Later, you will learn two ways to build up self-confidence by using Key One, the Thought key; two ways to build it up by using Key Two, Writing Things Down; and six ways to build up your self-esteem through the use of Key Three, Action.

 

The salt of the earth

Those who rate themselves too high in desirable qualities are likely to be less brilliant or more frightened than average; but those who rate themselves too low are the salt of the earth. Frequently they possess almost every great quality you can think of except self-confidence.
It takes real intelligence to think you are not so smart as you should be.
When Socrates was asked why he was considered the wisest man in Greece, he replied, “It is because I know that I know nothing.”

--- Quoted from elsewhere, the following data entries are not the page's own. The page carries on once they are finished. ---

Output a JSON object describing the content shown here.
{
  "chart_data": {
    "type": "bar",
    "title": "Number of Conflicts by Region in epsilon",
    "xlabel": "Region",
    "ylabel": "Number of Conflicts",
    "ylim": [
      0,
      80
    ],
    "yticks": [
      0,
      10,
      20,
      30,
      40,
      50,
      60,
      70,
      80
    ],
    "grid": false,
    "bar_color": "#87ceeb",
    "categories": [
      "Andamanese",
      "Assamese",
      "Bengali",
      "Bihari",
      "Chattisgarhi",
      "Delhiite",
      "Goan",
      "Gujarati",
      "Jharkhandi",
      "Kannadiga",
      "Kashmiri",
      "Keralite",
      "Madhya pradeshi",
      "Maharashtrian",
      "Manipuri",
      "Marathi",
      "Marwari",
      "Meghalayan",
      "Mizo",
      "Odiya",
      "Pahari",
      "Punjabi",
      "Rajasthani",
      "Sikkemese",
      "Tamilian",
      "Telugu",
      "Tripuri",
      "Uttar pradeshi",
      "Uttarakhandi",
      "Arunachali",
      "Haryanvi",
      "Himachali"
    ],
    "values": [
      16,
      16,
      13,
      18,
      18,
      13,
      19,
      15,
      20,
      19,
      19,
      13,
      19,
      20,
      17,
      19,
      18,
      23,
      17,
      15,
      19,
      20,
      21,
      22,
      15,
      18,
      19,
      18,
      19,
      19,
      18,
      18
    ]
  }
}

In the seventeenth century, Isaac Newton, who dis¬covered the Law of Gravitation and was one of the greatest scientific thinkers, made a very humble statement about his discoveries. He said he felt like a child playing with pretty shells of knowledge by the seashore, while the great undiscovered sea o£ knowledge stretched alluringly beyond him.
This kind of intellectual humility, however, is different from the kind of inferiority feeling that makes you feel stupid in comparison with your next door neighbor or your immediate superior at the office. Most likely, he is superior merely in position, and possibly in acquired knowledge. What he has done, you can do. Often it is mostly a matter of having faith in yourself, and letting that faith help you with anything you attempt.
In the long run, you will be happier and get further if you have real faith in yourself, and are neither too humble nor too proud.
An inferiority complex is like a fungus that absorbs healthy living matter. Don’t let it sponge away your great, dynamic personality! It takes a lot of courage to build up the self-confidence that the years have corroded. You have that courage!